Ladder dikes are steep tabular bodies, typically a meter or less thick, composed of moderately dipping, concave upward, alternating dark (i.e. schlieren) and light bands oriented roughly perpendicular to the ladder dike margins. These structures occur widely but sparsely in granitic rocks and are found prominently in the Cathedral Peak granodiorite (CPG) of the Tuolumne Intrusive suite. Previous studies have interpreted that ladder dikes form as a result of processes including the downward flow of crystal mush in cracks within strong crystal mush or by upward flow in steep tubes that migrate within a strong crystal mush. Our new observations indicate that ladder dikes formed by downward flow of crystal mush in troughs or valleys, in a manner potentially comparable to trough bands in mafic layered intrusions.
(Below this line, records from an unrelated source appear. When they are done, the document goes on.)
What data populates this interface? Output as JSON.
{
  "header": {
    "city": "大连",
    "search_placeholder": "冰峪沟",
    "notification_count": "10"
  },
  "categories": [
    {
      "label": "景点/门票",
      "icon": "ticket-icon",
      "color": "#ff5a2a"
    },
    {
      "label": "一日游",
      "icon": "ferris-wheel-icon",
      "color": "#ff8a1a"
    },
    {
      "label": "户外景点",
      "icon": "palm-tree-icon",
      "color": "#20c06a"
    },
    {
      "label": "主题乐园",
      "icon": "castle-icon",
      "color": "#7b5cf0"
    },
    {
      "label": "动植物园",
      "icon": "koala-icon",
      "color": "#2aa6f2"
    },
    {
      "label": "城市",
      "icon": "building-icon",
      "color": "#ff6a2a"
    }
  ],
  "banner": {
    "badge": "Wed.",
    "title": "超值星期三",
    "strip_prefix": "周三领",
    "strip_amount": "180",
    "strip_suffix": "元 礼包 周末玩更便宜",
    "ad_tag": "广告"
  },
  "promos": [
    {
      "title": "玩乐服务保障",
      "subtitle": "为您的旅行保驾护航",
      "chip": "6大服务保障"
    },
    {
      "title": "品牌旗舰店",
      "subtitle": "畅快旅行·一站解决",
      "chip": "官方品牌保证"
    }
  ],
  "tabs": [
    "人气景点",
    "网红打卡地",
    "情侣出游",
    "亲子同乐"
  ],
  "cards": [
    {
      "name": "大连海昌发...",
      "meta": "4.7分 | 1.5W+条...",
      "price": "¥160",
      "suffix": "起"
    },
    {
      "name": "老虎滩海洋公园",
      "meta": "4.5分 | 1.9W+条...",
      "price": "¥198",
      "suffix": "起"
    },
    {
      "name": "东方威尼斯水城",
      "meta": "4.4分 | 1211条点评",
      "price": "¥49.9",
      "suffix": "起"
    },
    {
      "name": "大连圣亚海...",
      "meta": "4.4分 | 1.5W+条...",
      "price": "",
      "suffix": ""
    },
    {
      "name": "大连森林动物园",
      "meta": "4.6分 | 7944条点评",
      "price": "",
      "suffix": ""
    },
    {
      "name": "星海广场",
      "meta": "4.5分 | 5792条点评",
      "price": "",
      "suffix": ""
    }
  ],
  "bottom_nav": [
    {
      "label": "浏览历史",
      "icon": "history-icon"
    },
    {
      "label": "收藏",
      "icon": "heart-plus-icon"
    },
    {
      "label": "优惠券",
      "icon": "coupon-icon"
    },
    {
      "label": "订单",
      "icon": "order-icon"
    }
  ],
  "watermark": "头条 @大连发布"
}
Extensions of the schlieren outward and upward away from the ladder dike margins into the host granite demonstrate that the host granite was deposited as mounds on both sides at the same time as the ladder dikes. Ladder dikes, therefore, record lateral flows of crystal mush on a magma chamber floor. Vertical exposures suggest these flows are on the order of ten meters thick. Some steep exposures on granite domes indicate multiple ladder dikes (and flows) over a stratigraphic height of 80–100m. Later (stratigraphically higher) flows commonly deform and erode the top of an earlier flow, and granitic material rich in K-feldspar megacrysts has locally engulfed large blocks of ladder dikes, demonstrating that the megacrysts were also transported in flows. Flows in the CPG are directed away from the center of the pluton toward the western and eastern margins and apparently spread along a strong crystal mush floor and into a rheologically complex CPG magma. Whereas established dynamical models for spreading (single phase) gravity currents with simple and complex rheologies explain the elongate geometry, spacing and orientation of the tabular bodies, the origin and character of the downward flows required to explain the trough band schlieren structures is challenging. However, an intermittent and progressive deposition of trough bands, consistent with field observations, is potentially explained if the two-phase (crystals and melt) dynamics governing the response of the CPG magma to a new injection are considered.